En los años 50, Robert Debray definía el encarnizamiento u obstinación terapéutica como el comportamiento médico consistente en “utilizar procesos terapéuticos cuyo efecto es más nocivo que los efectos del mal a curar, o inútil, porque la cura es imposible y el beneficio esperado es menor que los inconvenientes previsibles”. Casos evidentes de esta mala praxis médica, pretendiendo mantener artificialmente una vida por encima del sentido común y de los conocimientos médicos del momento, los podemos tener casi todos en la memoria. Incluso de crueldad irracional podría ser calificada esta práctica que hoy, creo y quiero creer que sólo pervive en el recuerdo del doctor Mengele.

En el otro extremo del presunto dilema está lo que se podría denominar como eutanasia activa o pasiva, es decir una acción o una omisión que produciría la muerte del paciente. Casi siempre se habla de la eutanasia activa, es decir, cuando alguien, médico o no, administra una sustancia con el propósito firme de producir la muerte sin dolor o sufrimiento al enfermo, con o sin su consentimiento, si es que pudiera darlo expresamente por no estar en un estado de coma o de incapacidad mental, por haber realizado un testamento vital previo en ese sentido o por decisión de sus familiares en caso contrario y por imposibilidad material de solicitarlo el propio paciente. El caso es totalmente distinto a cuando se produce la muerte tras una sedación terminal en una unidad de cuidados paliativos y no en cualquier otro departamento de un hospital que disponga de esos servicios.
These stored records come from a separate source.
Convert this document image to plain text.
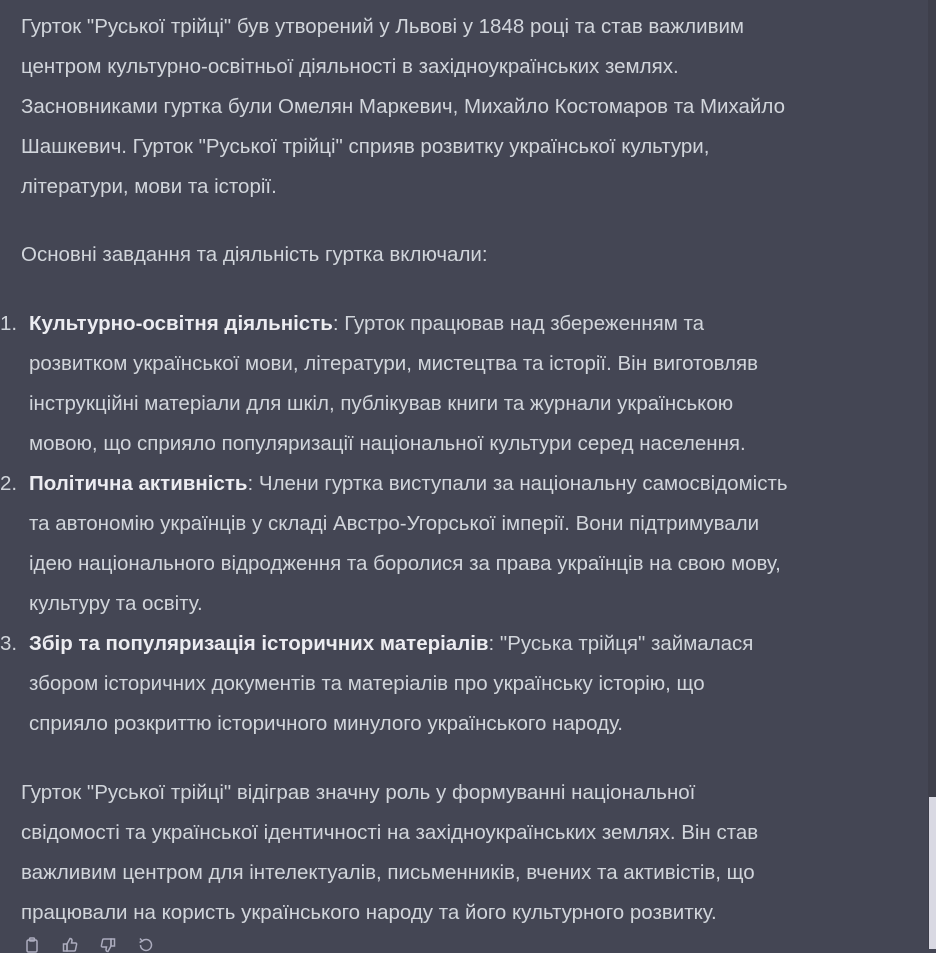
Гурток "Руської трійці" був утворений у Львові у 1848 році та став важливим
центром культурно-освітньої діяльності в західноукраїнських землях.
Засновниками гуртка були Омелян Маркевич, Михайло Костомаров та Михайло
Шашкевич. Гурток "Руської трійці" сприяв розвитку української культури,
літератури, мови та історії.

Основні завдання та діяльність гуртка включали:

1. Культурно-освітня діяльність: Гурток працював над збереженням та
розвитком української мови, літератури, мистецтва та історії. Він виготовляв
інструкційні матеріали для шкіл, публікував книги та журнали українською
мовою, що сприяло популяризації національної культури серед населення.
2. Політична активність: Члени гуртка виступали за національну самосвідомість
та автономію українців у складі Австро-Угорської імперії. Вони підтримували
ідею національного відродження та боролися за права українців на свою мову,
культуру та освіту.
3. Збір та популяризація історичних матеріалів: "Руська трійця" займалася
збором історичних документів та матеріалів про українську історію, що
сприяло розкриттю історичного минулого українського народу.

Гурток "Руської трійці" відіграв значну роль у формуванні національної
свідомості та української ідентичності на західноукраїнських землях. Він став
важливим центром для інтелектуалів, письменників, вчених та активістів, що
працювали на користь українського народу та його культурного розвитку.
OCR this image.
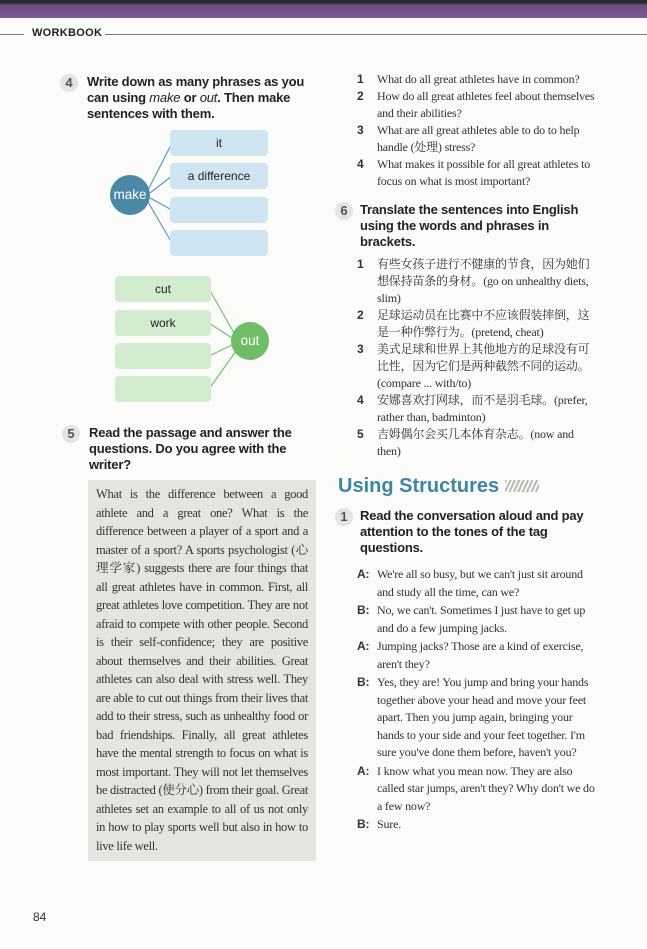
WORKBOOK
4	Write down as many phrases as you can using make or out. Then make sentences with them.
make
it
a difference
cut
work
out
5	Read the passage and answer the questions. Do you agree with the writer?
What is the difference between a good athlete and a great one? What is the difference between a player of a sport and a master of a sport? A sports psychologist (心理学家) suggests there are four things that all great athletes have in common. First, all great athletes love competition. They are not afraid to compete with other people. Second is their self-confidence; they are positive about themselves and their abilities. Great athletes can also deal with stress well. They are able to cut out things from their lives that add to their stress, such as unhealthy food or bad friendships. Finally, all great athletes have the mental strength to focus on what is most important. They will not let themselves be distracted (使分心) from their goal. Great athletes set an example to all of us not only in how to play sports well but also in how to live life well.
1 What do all great athletes have in common?
2 How do all great athletes feel about themselves and their abilities?
3 What are all great athletes able to do to help handle (处理) stress?
4 What makes it possible for all great athletes to focus on what is most important?
6 Translate the sentences into English using the words and phrases in brackets.
1 有些女孩子进行不健康的节食，因为她们想保持苗条的身材。(go on unhealthy diets, slim)
2 足球运动员在比赛中不应该假装摔倒，这是一种作弊行为。(pretend, cheat)
3 美式足球和世界上其他地方的足球没有可比性，因为它们是两种截然不同的运动。(compare ... with/to)
4 安娜喜欢打网球，而不是羽毛球。(prefer, rather than, badminton)
5 吉姆偶尔会买几本体育杂志。(now and then)
Using Structures
1 Read the conversation aloud and pay attention to the tones of the tag questions.

A: We're all so busy, but we can't just sit around and study all the time, can we?

B: No, we can't. Sometimes I just have to get up and do a few jumping jacks.

A: Jumping jacks? Those are a kind of exercise, aren't they?

B: Yes, they are! You jump and bring your hands together above your head and move your feet apart. Then you jump again, bringing your hands to your side and your feet together. I'm sure you've done them before, haven't you?

A: I know what you mean now. They are also called star jumps, aren't they? Why don't we do a few now?

B: Sure.

84
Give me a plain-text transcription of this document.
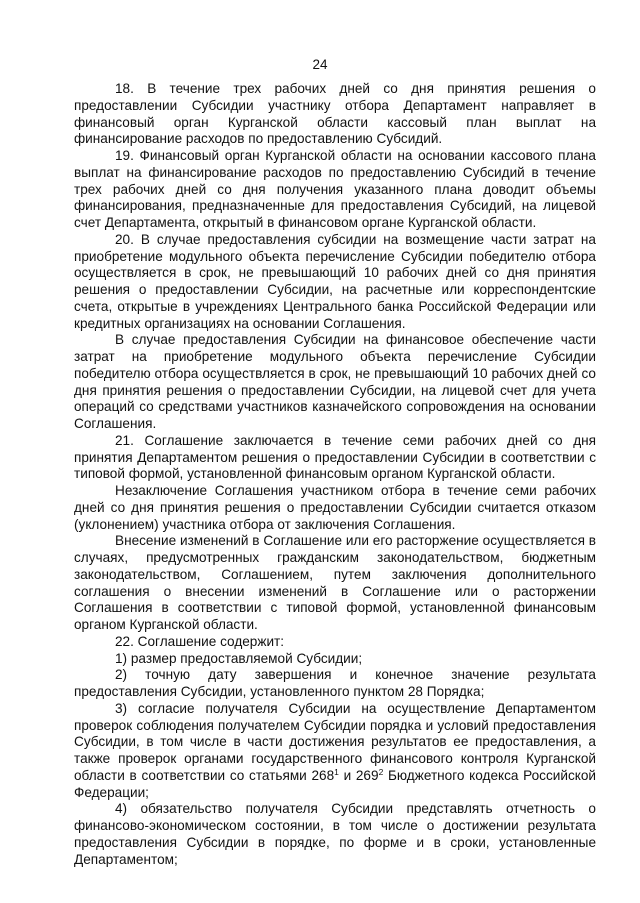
24

18. В течение трех рабочих дней со дня принятия решения о предоставлении Субсидии участнику отбора Департамент направляет в финансовый орган Курганской области кассовый план выплат на финансирование расходов по предоставлению Субсидий.

19. Финансовый орган Курганской области на основании кассового плана выплат на финансирование расходов по предоставлению Субсидий в течение трех рабочих дней со дня получения указанного плана доводит объемы финансирования, предназначенные для предоставления Субсидий, на лицевой счет Департамента, открытый в финансовом органе Курганской области.

20. В случае предоставления субсидии на возмещение части затрат на приобретение модульного объекта перечисление Субсидии победителю отбора осуществляется в срок, не превышающий 10 рабочих дней со дня принятия решения о предоставлении Субсидии, на расчетные или корреспондентские счета, открытые в учреждениях Центрального банка Российской Федерации или кредитных организациях на основании Соглашения.

В случае предоставления Субсидии на финансовое обеспечение части затрат на приобретение модульного объекта перечисление Субсидии победителю отбора осуществляется в срок, не превышающий 10 рабочих дней со дня принятия решения о предоставлении Субсидии, на лицевой счет для учета операций со средствами участников казначейского сопровождения на основании Соглашения.

21. Соглашение заключается в течение семи рабочих дней со дня принятия Департаментом решения о предоставлении Субсидии в соответствии с типовой формой, установленной финансовым органом Курганской области.

Незаключение Соглашения участником отбора в течение семи рабочих дней со дня принятия решения о предоставлении Субсидии считается отказом (уклонением) участника отбора от заключения Соглашения.

Внесение изменений в Соглашение или его расторжение осуществляется в случаях, предусмотренных гражданским законодательством, бюджетным законодательством, Соглашением, путем заключения дополнительного соглашения о внесении изменений в Соглашение или о расторжении Соглашения в соответствии с типовой формой, установленной финансовым органом Курганской области.

22. Соглашение содержит:

1) размер предоставляемой Субсидии;

2) точную дату завершения и конечное значение результата предоставления Субсидии, установленного пунктом 28 Порядка;

3) согласие получателя Субсидии на осуществление Департаментом проверок соблюдения получателем Субсидии порядка и условий предоставления Субсидии, в том числе в части достижения результатов ее предоставления, а также проверок органами государственного финансового контроля Курганской области в соответствии со статьями $268^1$ и $269^2$ Бюджетного кодекса Российской Федерации;

4) обязательство получателя Субсидии представлять отчетность о финансово-экономическом состоянии, в том числе о достижении результата предоставления Субсидии в порядке, по форме и в сроки, установленные Департаментом;
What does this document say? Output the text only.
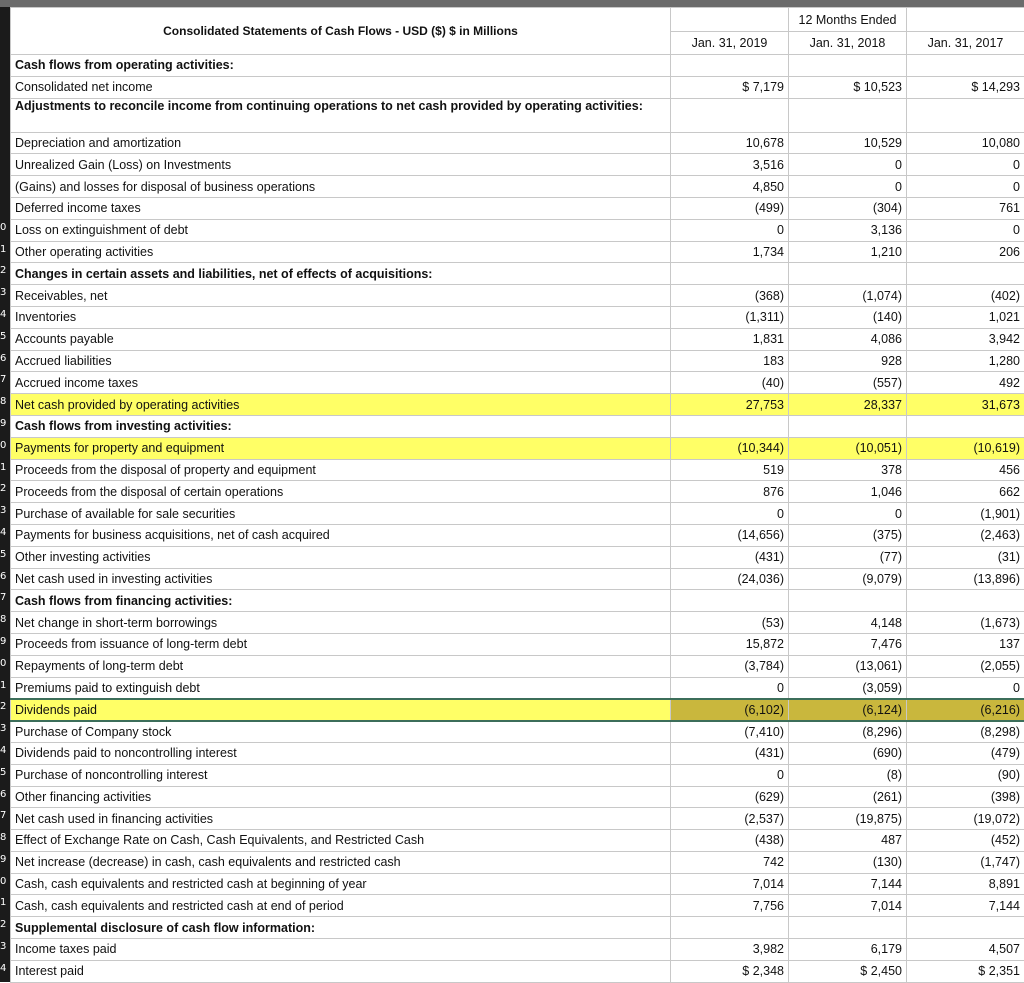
0
1
2
3
4
5
6
7
8
9
0
1
2
3
4
5
6
7
8
9
0
1
2
3
4
5
6
7
8
9
0
1
2
3
4
Consolidated Statements of Cash Flows - USD ($) $ in Millions		12 Months Ended	
	Jan. 31, 2019	Jan. 31, 2018	Jan. 31, 2017
Cash flows from operating activities:			
Consolidated net income	$ 7,179	$ 10,523	$ 14,293
Adjustments to reconcile income from continuing operations to net cash provided by operating activities:			
Depreciation and amortization	10,678	10,529	10,080
Unrealized Gain (Loss) on Investments	3,516	0	0
(Gains) and losses for disposal of business operations	4,850	0	0
Deferred income taxes	(499)	(304)	761
Loss on extinguishment of debt	0	3,136	0
Other operating activities	1,734	1,210	206
Changes in certain assets and liabilities, net of effects of acquisitions:			
Receivables, net	(368)	(1,074)	(402)
Inventories	(1,311)	(140)	1,021
Accounts payable	1,831	4,086	3,942
Accrued liabilities	183	928	1,280
Accrued income taxes	(40)	(557)	492
Net cash provided by operating activities	27,753	28,337	31,673
Cash flows from investing activities:			
Payments for property and equipment	(10,344)	(10,051)	(10,619)
Proceeds from the disposal of property and equipment	519	378	456
Proceeds from the disposal of certain operations	876	1,046	662
Purchase of available for sale securities	0	0	(1,901)
Payments for business acquisitions, net of cash acquired	(14,656)	(375)	(2,463)
Other investing activities	(431)	(77)	(31)
Net cash used in investing activities	(24,036)	(9,079)	(13,896)
Cash flows from financing activities:			
Net change in short-term borrowings	(53)	4,148	(1,673)
Proceeds from issuance of long-term debt	15,872	7,476	137
Repayments of long-term debt	(3,784)	(13,061)	(2,055)
Premiums paid to extinguish debt	0	(3,059)	0
Dividends paid	(6,102)	(6,124)	(6,216)
Purchase of Company stock	(7,410)	(8,296)	(8,298)
Dividends paid to noncontrolling interest	(431)	(690)	(479)
Purchase of noncontrolling interest	0	(8)	(90)
Other financing activities	(629)	(261)	(398)
Net cash used in financing activities	(2,537)	(19,875)	(19,072)
Effect of Exchange Rate on Cash, Cash Equivalents, and Restricted Cash	(438)	487	(452)
Net increase (decrease) in cash, cash equivalents and restricted cash	742	(130)	(1,747)
Cash, cash equivalents and restricted cash at beginning of year	7,014	7,144	8,891
Cash, cash equivalents and restricted cash at end of period	7,756	7,014	7,144
Supplemental disclosure of cash flow information:			
Income taxes paid	3,982	6,179	4,507
Interest paid	$ 2,348	$ 2,450	$ 2,351
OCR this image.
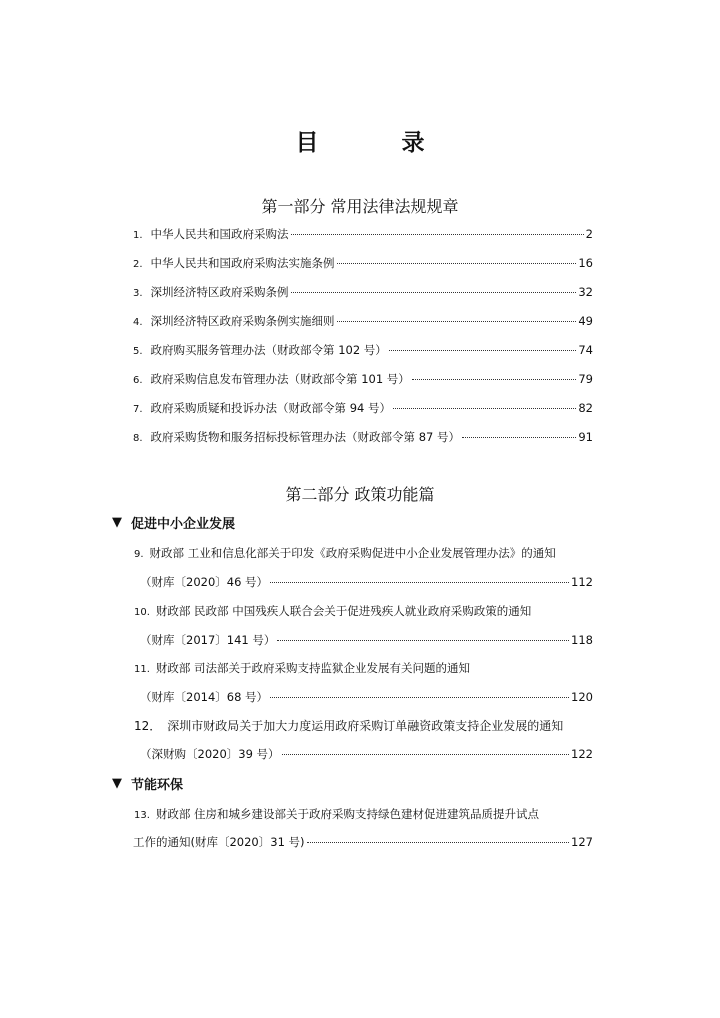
目　录
第一部分 常用法律法规规章
1. 中华人民共和国政府采购法	2
2. 中华人民共和国政府采购法实施条例	16
3. 深圳经济特区政府采购条例	32
4. 深圳经济特区政府采购条例实施细则	49
5. 政府购买服务管理办法（财政部令第 102 号）	74
6. 政府采购信息发布管理办法（财政部令第 101 号）	79
7. 政府采购质疑和投诉办法（财政部令第 94 号）	82
8. 政府采购货物和服务招标投标管理办法（财政部令第 87 号）	91
第二部分 政策功能篇
▼ 促进中小企业发展
9. 财政部 工业和信息化部关于印发《政府采购促进中小企业发展管理办法》的通知
（财库〔2020〕46 号）	112
10. 财政部 民政部 中国残疾人联合会关于促进残疾人就业政府采购政策的通知
（财库〔2017〕141 号）	118
11. 财政部 司法部关于政府采购支持监狱企业发展有关问题的通知
（财库〔2014〕68 号）	120
12． 深圳市财政局关于加大力度运用政府采购订单融资政策支持企业发展的通知
（深财购〔2020〕39 号）	122
▼ 节能环保
13. 财政部 住房和城乡建设部关于政府采购支持绿色建材促进建筑品质提升试点
工作的通知(财库〔2020〕31 号)	127
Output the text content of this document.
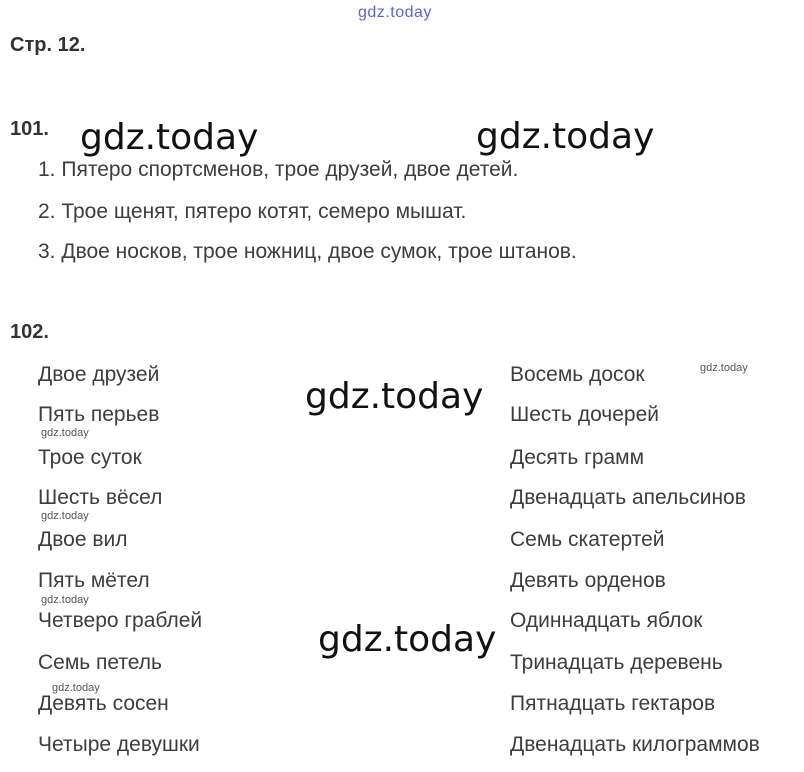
gdz.today
Стр. 12.
101. gdz.today	gdz.today
1. Пятеро спортсменов, трое друзей, двое детей.
2. Трое щенят, пятеро котят, семеро мышат.
3. Двое носков, трое ножниц, двое сумок, трое штанов.
102.
Двое друзей
Пять перьев
Трое суток
Шесть вёсел
Двое вил
Пять мётел
Четверо граблей
Семь петель
Девять сосен
Четыре девушки
Восемь досок
Шесть дочерей
Десять грамм
Двенадцать апельсинов
Семь скатертей
Девять орденов
Одиннадцать яблок
Тринадцать деревень
Пятнадцать гектаров
Двенадцать килограммов
gdz.today
gdz.today
gdz.today
gdz.today
gdz.today
gdz.today
gdz.today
Parece que el PSOE, en los papeles que presenta a este congreso y según la prensa, quiere establecer, más que un derecho del paciente la obligación que implica el ejercicio de ese pretendido derecho para otra persona distinta del titular. Se trata de precisar, en definitiva, quién mata al vivo y eximirle después de responsabilidad penal. Y puestos así, ¿por qué no es el familiar quien acaba con el agonizante o con la persona sin esperanza inyectándole la dosis letal o apagando los aparatos que le permiten seguir con su precaria vida al paciente? Todo es cuestión de un cursillo de capacitación técnica y mental para ser verdugo. Y cómo eso no está dispuesto a aceptarlo casi nadie, algunos pretenden imponer esa carga a los médicos por ley.